Design: A prospective observational cohort study (2018-2020) of complex obese patients in the Blacktown Metabolic and Weight Loss Program of BMI>35 kg/m2 with T2DM or BMI>40 kg/mwith two obesity complications. Total number and therapeutic categories of medication were correlated with clinicopathologic parameters.

Results: A total of 270 patient records were analysed (mean(SD) BMI 51.3(11.8) kg/m2, mean(SD) age 48.9(12.4) years, 95 males (35.2%), 175 females (64.8%)). Age correlated significantly with total medication burden (p<0.001), cardiovascular medications (p<0.001), respiratory medications (p=0.031) and analgesic medications (p=0.047). The mean(SD) medications used by patients across all EOSS stages was 5.4(3.7), with patients of EOSS Stage 1, 2 and 3 using 2.5(2.3), 4.6(3.4) and 7.0(3.7) medications respectively. Significant correlations were found between EOSS and total, cardiovascular and psychotropic medications (p<0.001, p<0.001 and p=0.030 respectively), whereas BMI correlated only with respiratory medications (p=0.014). There was a significant increase in total and cardiovascular medications for patients with IHD, and in total, cardiovascular and diabetes medications for patients with T2DM (all p<0.001). Total, cardiovascular and diabetes medications correlated with HbA1c% (all p<0.001). There was a significant difference between individuals of each CKD stage and total (p<0.001), cardiovascular (p<0.001) and respiratory medications (p=0.003).

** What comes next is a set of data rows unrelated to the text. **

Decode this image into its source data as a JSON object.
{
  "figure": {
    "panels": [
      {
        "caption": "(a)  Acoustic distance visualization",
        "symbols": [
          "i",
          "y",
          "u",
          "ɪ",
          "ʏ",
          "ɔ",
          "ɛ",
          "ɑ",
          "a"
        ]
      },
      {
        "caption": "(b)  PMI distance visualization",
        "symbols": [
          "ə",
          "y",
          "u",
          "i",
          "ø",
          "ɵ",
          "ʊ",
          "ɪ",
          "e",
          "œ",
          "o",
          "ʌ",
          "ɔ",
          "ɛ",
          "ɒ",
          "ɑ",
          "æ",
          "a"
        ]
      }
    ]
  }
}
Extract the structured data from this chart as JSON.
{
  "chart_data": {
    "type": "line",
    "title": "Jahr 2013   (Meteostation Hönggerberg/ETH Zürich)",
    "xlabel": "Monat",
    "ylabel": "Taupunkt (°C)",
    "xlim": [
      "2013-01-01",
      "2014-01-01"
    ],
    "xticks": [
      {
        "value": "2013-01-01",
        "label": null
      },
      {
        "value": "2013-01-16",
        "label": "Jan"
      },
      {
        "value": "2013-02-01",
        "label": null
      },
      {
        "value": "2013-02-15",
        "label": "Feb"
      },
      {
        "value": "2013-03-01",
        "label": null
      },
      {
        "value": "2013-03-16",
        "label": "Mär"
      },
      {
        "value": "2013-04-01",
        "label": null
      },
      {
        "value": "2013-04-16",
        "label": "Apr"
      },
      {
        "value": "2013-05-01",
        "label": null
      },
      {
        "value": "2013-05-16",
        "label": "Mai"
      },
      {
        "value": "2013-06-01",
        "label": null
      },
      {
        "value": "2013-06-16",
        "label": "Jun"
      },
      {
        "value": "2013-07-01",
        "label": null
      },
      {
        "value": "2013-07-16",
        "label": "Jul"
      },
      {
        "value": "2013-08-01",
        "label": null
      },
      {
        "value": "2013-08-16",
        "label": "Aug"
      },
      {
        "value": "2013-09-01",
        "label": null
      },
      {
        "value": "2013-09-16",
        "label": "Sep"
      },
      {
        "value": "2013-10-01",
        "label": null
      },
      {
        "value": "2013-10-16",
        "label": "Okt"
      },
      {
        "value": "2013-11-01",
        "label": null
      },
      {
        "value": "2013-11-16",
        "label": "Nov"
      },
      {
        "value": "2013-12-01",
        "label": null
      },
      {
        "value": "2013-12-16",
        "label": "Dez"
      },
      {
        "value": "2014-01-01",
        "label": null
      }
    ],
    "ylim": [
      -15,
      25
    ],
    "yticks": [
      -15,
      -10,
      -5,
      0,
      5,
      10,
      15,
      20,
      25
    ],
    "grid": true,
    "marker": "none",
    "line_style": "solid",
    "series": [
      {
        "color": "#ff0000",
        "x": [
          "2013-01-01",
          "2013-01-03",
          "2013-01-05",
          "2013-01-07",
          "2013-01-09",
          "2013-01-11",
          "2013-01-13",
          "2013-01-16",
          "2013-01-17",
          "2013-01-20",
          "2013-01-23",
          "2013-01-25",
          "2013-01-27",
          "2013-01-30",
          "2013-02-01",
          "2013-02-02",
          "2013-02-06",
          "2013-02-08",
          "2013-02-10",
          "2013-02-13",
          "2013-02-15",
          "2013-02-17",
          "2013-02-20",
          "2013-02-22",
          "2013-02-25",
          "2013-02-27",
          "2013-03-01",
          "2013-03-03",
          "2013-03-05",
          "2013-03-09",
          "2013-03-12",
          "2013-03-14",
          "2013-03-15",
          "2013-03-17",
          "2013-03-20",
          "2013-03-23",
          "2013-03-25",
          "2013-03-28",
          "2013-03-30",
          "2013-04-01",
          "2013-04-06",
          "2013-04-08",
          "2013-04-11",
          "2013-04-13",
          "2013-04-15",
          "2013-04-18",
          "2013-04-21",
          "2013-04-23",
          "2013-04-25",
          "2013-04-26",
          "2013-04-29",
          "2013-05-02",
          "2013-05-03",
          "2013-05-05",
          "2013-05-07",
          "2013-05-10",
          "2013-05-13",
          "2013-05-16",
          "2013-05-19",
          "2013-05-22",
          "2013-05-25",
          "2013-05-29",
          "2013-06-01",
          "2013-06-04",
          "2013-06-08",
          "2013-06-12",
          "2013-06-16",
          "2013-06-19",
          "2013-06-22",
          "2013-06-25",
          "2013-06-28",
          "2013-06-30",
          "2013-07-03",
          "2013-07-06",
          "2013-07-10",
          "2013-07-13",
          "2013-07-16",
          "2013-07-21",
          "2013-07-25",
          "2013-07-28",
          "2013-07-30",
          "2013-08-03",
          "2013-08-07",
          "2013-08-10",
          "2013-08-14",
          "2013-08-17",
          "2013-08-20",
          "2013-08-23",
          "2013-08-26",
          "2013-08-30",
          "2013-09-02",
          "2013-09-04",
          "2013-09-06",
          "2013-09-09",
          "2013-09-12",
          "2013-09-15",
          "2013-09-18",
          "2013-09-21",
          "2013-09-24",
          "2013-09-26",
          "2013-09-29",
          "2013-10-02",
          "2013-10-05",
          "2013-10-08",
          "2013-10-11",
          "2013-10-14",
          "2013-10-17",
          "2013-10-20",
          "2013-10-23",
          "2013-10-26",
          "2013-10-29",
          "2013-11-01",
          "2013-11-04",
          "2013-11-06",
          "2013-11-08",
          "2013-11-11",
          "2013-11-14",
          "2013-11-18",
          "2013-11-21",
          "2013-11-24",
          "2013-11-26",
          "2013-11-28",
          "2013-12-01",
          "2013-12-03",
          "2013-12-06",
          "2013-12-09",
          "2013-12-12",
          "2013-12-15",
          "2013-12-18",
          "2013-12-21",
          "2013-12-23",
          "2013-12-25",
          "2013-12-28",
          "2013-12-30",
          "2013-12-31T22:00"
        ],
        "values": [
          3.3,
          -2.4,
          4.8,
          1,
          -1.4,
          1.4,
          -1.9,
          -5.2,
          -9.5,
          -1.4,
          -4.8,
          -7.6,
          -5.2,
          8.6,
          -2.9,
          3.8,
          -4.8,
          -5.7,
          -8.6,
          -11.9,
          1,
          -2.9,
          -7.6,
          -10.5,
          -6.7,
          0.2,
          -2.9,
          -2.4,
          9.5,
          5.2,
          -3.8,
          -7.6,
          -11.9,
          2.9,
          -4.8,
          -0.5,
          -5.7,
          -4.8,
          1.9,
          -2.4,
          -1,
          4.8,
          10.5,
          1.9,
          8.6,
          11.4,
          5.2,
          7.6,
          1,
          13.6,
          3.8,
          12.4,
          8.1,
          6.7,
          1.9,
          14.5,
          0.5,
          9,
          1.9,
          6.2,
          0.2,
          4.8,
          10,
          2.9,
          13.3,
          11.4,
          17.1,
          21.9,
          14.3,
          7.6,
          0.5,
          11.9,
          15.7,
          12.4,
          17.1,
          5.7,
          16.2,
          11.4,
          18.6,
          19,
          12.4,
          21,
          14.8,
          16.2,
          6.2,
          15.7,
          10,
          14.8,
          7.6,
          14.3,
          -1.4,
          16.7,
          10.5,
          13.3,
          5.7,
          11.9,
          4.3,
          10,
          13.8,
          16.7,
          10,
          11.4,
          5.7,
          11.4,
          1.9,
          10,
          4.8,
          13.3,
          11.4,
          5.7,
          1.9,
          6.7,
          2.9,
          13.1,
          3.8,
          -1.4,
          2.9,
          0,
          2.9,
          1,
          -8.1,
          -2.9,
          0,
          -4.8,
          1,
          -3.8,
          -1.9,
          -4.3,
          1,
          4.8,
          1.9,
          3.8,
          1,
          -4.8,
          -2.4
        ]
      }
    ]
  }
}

Conclusions: EOSS Stage may be a superior predictor for polypharmacy than BMI in super-obese patients. Cardiovascular medication use correlates with several clinicopathologic parameters. Further research is required across larger cohorts and to establish whether medications of specific pharmacologic classes correlate with clinicopathologic parameters.

  1. Wang YC, McPherson K, Marsh T, Gortmaker SL, Brown M. Health and economic burden of the projected obesity trends in the USA and the UK. Lancet Lond Engl. 2011 Aug 27;378(9793):815–25
  2. Narbro K, Agren G, Jonsson E, Näslund I, Sjöström L, Peltonen M, et al. Pharmaceutical costs in obese individuals: comparison with a randomly selected population sample and long-term changes after conventional and surgical treatment: the SOS intervention study. Arch Intern Med. 2002 Oct 14;162(18):2061–9.
  3. Sharma AM, Kushner RF. A proposed clinical staging system for obesity. Int J Obes. 2009 Mar;33(3):289–95.